Aluminum-air batteries promise candidates for a new generation of non-rechargeable batteries because they are extremely light and dense. However, batteries are not widely used because their internal components deteriorate quickly. In the new aluminum-to-air configuration described in Science November 9, the oil acts as a buffer between the corrosive parts of the battery to dramatically extend the life of the device. These improved batteries that can be used can provide back-up power to electric cars or provide power to remote areas off the grid.
“It’s a very smart design,” said Yiying Wu, a chemist at Ohio State University who was not involved in the work. The petroleum buffer system could also improve other types of metal-air batteries that are prone to self-crash, such as zinc-air devices, he said (SN: 1/21/17, p . 22).
Each aluminum-air battery cell contains two electrodes, an aluminum anode and a cathode, separated by a liquid called an electrolyte. Oxygen molecules sucked in from the air reach the cathode, where they respond to electrons and aluminum particles that flow from the anode through the electrolyte and provide energy to the electronics. When the battery is in standby mode, the aqueous electrolyte unfortunately feeds on the aluminum anode.

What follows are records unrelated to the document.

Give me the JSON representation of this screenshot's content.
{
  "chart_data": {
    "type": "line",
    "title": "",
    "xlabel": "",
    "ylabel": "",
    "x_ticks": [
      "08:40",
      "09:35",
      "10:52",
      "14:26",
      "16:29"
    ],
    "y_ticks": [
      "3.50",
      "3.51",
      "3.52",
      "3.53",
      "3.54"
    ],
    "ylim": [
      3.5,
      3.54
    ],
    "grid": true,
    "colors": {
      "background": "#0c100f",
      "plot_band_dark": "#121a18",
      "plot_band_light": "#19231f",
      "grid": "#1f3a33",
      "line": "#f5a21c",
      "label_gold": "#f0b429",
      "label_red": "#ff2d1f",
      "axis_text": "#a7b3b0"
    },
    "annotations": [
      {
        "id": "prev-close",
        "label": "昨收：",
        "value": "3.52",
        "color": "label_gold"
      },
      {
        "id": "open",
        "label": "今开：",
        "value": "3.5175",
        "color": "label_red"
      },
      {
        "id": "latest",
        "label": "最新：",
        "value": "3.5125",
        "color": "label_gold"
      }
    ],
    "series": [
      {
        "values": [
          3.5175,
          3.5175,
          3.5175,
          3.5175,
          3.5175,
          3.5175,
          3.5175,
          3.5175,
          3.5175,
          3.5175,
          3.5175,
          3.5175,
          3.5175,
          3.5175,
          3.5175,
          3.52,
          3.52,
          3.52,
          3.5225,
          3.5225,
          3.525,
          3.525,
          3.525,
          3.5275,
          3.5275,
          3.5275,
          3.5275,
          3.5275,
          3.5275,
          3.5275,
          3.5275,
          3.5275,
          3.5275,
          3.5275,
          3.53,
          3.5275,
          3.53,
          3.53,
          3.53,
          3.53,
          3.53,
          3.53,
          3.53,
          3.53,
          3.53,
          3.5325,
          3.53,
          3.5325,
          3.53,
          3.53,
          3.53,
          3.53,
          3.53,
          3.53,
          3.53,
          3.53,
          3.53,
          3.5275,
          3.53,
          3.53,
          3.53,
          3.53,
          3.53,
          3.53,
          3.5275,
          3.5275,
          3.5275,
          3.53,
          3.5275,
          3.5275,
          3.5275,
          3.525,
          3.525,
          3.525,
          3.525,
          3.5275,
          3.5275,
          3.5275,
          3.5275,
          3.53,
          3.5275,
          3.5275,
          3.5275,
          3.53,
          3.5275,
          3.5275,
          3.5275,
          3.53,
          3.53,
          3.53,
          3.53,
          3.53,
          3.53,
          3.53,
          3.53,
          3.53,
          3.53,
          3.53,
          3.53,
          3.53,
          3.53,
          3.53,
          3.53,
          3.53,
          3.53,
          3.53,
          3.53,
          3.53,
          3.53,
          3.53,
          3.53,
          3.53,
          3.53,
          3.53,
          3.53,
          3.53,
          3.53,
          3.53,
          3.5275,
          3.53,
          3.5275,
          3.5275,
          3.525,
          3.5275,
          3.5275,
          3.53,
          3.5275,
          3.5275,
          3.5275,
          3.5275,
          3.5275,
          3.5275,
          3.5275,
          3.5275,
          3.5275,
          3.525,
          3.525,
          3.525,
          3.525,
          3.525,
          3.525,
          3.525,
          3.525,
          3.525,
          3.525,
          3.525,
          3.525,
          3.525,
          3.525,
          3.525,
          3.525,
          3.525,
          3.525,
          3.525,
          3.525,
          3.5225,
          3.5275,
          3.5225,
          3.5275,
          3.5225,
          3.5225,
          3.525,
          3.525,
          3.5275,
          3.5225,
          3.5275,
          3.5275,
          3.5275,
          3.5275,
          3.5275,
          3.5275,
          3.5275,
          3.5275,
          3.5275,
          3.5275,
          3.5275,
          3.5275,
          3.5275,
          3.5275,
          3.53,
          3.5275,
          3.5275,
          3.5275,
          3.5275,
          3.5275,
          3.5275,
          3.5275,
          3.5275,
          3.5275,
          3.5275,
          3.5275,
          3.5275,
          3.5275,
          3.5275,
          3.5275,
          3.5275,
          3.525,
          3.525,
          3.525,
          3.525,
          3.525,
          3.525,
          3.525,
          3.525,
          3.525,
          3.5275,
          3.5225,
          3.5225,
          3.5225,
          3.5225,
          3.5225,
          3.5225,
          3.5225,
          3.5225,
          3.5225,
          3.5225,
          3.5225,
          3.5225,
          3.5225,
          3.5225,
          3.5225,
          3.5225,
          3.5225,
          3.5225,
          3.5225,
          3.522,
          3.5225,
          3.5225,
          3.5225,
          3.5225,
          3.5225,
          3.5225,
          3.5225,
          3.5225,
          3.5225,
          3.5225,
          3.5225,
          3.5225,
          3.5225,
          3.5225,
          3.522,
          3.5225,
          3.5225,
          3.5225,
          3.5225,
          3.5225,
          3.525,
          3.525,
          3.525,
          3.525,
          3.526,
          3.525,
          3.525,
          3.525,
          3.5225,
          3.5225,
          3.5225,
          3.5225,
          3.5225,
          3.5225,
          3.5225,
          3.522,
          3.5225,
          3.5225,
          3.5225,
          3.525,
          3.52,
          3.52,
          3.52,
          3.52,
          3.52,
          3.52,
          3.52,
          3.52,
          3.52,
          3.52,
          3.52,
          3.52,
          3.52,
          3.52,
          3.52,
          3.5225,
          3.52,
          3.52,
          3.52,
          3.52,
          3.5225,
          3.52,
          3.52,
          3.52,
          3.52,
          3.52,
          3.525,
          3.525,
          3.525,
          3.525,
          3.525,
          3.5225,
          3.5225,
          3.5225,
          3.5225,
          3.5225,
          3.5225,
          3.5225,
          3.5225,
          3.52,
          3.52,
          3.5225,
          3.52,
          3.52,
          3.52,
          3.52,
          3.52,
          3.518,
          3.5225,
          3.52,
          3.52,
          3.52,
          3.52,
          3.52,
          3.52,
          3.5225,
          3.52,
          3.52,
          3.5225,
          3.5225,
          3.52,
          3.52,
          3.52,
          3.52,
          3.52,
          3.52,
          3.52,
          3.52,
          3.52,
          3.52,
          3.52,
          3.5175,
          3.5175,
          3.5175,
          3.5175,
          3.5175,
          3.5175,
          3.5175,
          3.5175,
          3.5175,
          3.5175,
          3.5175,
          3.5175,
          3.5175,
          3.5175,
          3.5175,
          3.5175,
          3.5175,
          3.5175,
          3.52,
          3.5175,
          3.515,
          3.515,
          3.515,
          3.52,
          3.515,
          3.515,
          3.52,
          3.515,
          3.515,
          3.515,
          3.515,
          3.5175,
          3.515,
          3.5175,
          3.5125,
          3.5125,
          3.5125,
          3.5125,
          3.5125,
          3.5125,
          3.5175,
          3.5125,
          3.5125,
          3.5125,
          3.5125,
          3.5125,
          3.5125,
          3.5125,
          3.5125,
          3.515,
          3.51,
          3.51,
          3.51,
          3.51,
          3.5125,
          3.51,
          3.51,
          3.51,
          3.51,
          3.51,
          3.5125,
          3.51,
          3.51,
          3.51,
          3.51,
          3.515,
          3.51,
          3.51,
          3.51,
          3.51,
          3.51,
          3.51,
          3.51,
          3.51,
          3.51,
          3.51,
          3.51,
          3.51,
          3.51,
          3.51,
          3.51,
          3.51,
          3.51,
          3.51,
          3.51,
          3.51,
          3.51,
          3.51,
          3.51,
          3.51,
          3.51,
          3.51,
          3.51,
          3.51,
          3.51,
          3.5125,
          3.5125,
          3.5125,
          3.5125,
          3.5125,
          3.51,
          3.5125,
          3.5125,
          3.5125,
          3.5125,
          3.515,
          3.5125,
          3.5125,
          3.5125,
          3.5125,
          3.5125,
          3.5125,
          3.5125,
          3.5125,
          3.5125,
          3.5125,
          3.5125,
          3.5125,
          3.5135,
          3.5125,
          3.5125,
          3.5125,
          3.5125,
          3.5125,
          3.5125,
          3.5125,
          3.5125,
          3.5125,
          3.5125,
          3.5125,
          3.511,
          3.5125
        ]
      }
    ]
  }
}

“It’s basically like a rusty tool,” said co-author Brandon Hopkins, a mechanical engineer at the United States Naval Research Laboratory in Washington, DC who worked at MIT. “If you put aluminum – or really any metal – in water, it starts to rust and break down.” As a result, aluminum-air batteries can lose almost 80% of their stored charge if left on a shelf in just one month.
Hopkins and his colleagues built a more durable aluminum-air device by inserting a polymer membrane between the electrodes of the cell. When the battery activates a device, the electrolyte is pumped from a reservoir to areas on both sides of the membrane. When the cell is not in use, the electrolyte is drained from the edge of the membrane next to the aluminum anode and oil flows out to replace it. This oil protects the aluminum from the electrolyte on the other side of the membrane. Once the battery is reactivated, the oil is pumped and stored, and the electrolyte returns.
In lab experiments, the Hopkins team used the new battery cell and an oil-buffered aluminum air cell for five minutes, with 24- or 72-hour breaks between intervals. The electrolyte from the conventional battery eats up through the aluminum anode in just a few days and the cell dies. However, the electrolyte in the oil-charged battery caused the aluminum anode to explode at a slower rate, and the battery operated for several weeks before the energy in the cell was completely drained.
The power output of a single-cell prototype can potentially increase either by making a larger version or by placing multiple cells in a battery. “Researchers have yet to examine the performance, cost, and reliability of a full-size battery,” Wu said.
These light cells serve not only as a backup power source for electric vehicles, but also as power for remote drones, Hopkins said. Aluminum-air batteries can also provide off-grid power to military and civilian personnel in remote areas.